The reciprocal of a linear function and a quadratic function have the same horizontal asymptote.what is its equation?

You talk about two functions, yet ask about "its" equation.

Better clarify just what it is you want.

this is the question my teacher ask for me to do it.... help me someone

To find the equation of a reciprocal function, we need to know the equations of the original linear and quadratic functions. Let's assume the linear function is y = mx + b and the quadratic function is y = ax^2 + bx + c.

The reciprocal of a function is found by taking the reciprocal of the dependent variable (y).
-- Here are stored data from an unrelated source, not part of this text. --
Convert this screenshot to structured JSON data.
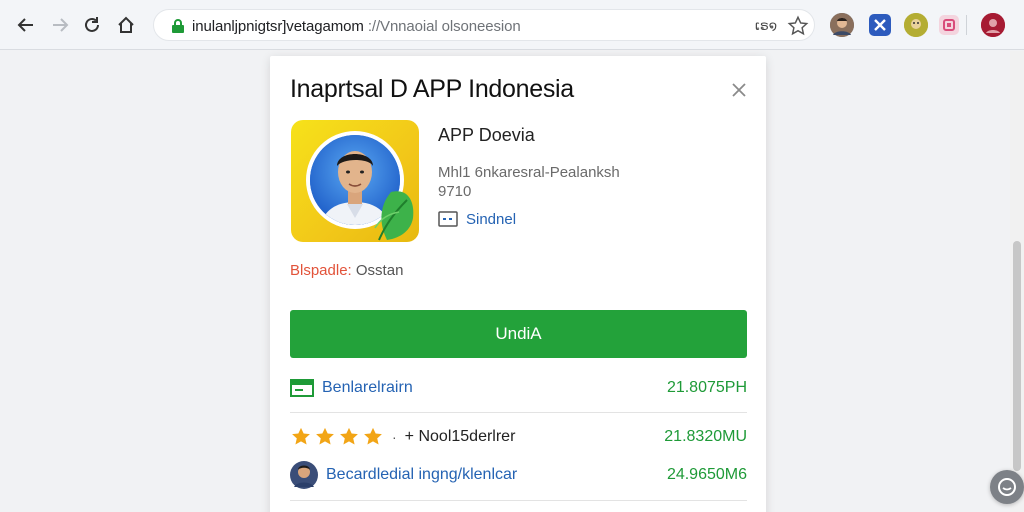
{
  "browser": {
    "url_main": "inulanljpnigtsr]vetagamom",
    "url_rest": " ://Vnnaoial olsoneesion",
    "zoom": "ເຣ໑"
  },
  "dialog": {
    "title": "Inaprtsal D APP Indonesia",
    "app": {
      "name": "APP Doevia",
      "developer": "Mhl1 6nkaresral-Pealanksh",
      "size": "9710",
      "link_label": "Sindnel"
    },
    "status": {
      "label": "Blspadle:",
      "value": "Osstan"
    },
    "primary_button": "UndiA",
    "rows": [
      {
        "icon": "card-icon",
        "name": "Benlarelrairn",
        "amount": "21.8075PH"
      },
      {
        "icon": "star-rating",
        "rating": 4,
        "name": "+ Nool15derlrer",
        "amount": "21.8320MU"
      },
      {
        "icon": "avatar",
        "name": "Becardledial ingng/klenlcar",
        "amount": "24.9650M6"
      }
    ]
  },
  "colors": {
    "accent_green": "#23a23a",
    "amount_green": "#1e9a37",
    "link_blue": "#2563b3",
    "status_red": "#e2533a",
    "star_gold": "#f2a516"
  }
}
So, the reciprocal of y = mx + b is 1/(mx + b), and the reciprocal of y = ax^2 + bx + c is 1/(ax^2 + bx + c).

For these two reciprocals to have the same horizontal asymptote, the degrees of the numerator and denominator must be the same. Since the numerator is always 1, the denominator must also have a degree of 1.
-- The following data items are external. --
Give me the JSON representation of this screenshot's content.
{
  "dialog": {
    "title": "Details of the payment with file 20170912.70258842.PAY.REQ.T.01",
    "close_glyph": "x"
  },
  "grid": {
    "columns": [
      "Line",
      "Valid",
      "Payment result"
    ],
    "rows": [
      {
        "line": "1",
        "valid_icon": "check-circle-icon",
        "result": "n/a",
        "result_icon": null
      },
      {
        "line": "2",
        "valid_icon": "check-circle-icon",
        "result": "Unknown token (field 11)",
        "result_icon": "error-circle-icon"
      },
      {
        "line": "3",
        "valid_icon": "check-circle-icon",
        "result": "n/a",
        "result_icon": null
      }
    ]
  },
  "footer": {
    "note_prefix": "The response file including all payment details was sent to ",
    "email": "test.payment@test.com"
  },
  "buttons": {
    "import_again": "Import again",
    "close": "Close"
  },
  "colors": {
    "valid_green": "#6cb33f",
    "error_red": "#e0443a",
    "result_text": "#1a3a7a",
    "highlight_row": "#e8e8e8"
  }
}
Therefore, to find the equation, we need to set the degree of the denominator to 1 for both functions. Since the linear function already has a degree of 1, we only need to make the quadratic function have a degree of 1.

We can achieve this by factoring out an x from the quadratic equation. Suppose the quadratic function can be factored as y = a(x - r)(x - s), where r and s are the roots of the quadratic equation.
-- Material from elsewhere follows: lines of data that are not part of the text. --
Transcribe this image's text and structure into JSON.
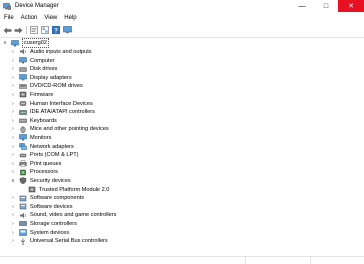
{
  "window": {
    "title": "Device Manager",
    "controls": [
      "minimize",
      "maximize",
      "close"
    ]
  },
  "menu": [
    "File",
    "Action",
    "View",
    "Help"
  ],
  "toolbar": [
    "back-arrow-icon",
    "forward-arrow-icon",
    "properties-icon",
    "show-hidden-icon",
    "help-icon",
    "monitor-icon"
  ],
  "tree": {
    "root": "cuserg02",
    "categories": [
      {
        "label": "Audio inputs and outputs",
        "icon": "audio-icon",
        "expanded": false
      },
      {
        "label": "Computer",
        "icon": "computer-icon",
        "expanded": false
      },
      {
        "label": "Disk drives",
        "icon": "disk-icon",
        "expanded": false
      },
      {
        "label": "Display adapters",
        "icon": "display-icon",
        "expanded": false
      },
      {
        "label": "DVD/CD-ROM drives",
        "icon": "dvd-icon",
        "expanded": false
      },
      {
        "label": "Firmware",
        "icon": "firmware-icon",
        "expanded": false
      },
      {
        "label": "Human Interface Devices",
        "icon": "hid-icon",
        "expanded": false
      },
      {
        "label": "IDE ATA/ATAPI controllers",
        "icon": "ide-icon",
        "expanded": false
      },
      {
        "label": "Keyboards",
        "icon": "keyboard-icon",
        "expanded": false
      },
      {
        "label": "Mice and other pointing devices",
        "icon": "mouse-icon",
        "expanded": false
      },
      {
        "label": "Monitors",
        "icon": "monitor-icon",
        "expanded": false
      },
      {
        "label": "Network adapters",
        "icon": "network-icon",
        "expanded": false
      },
      {
        "label": "Ports (COM & LPT)",
        "icon": "port-icon",
        "expanded": false
      },
      {
        "label": "Print queues",
        "icon": "printer-icon",
        "expanded": false
      },
      {
        "label": "Processors",
        "icon": "processor-icon",
        "expanded": false
      },
      {
        "label": "Security devices",
        "icon": "security-icon",
        "expanded": true,
        "children": [
          "Trusted Platform Module 2.0"
        ]
      },
      {
        "label": "Software components",
        "icon": "software-icon",
        "expanded": false
      },
      {
        "label": "Software devices",
        "icon": "software-icon",
        "expanded": false
      },
      {
        "label": "Sound, video and game controllers",
        "icon": "sound-icon",
        "expanded": false
      },
      {
        "label": "Storage controllers",
        "icon": "storage-icon",
        "expanded": false
      },
      {
        "label": "System devices",
        "icon": "system-icon",
        "expanded": false
      },
      {
        "label": "Universal Serial Bus controllers",
        "icon": "usb-icon",
        "expanded": false
      }
    ]
  },
  "colors": {
    "close": "#e81123",
    "accent": "#0078d7"
  }
}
Now, the equation becomes y = a(x - r)(x - s), and the reciprocal is 1/(a(x - r)(x - s)).

To have the same horizontal asymptote, the factor a(x - r)(x - s) should not have any x-term(s) with a higher degree. Therefore, for the quadratic equation to have a degree of 1, the roots r and s must be the same, representing a single repeated root.

By setting r = s, we can rewrite the equation as y = a(x - r)^2.

Now, the reciprocal becomes 1/(a(x - r)^2), which has a horizontal asymptote at y = 0.

Therefore, the equation of the reciprocal function with the same horizontal asymptote is 1/(a(x - r)^2).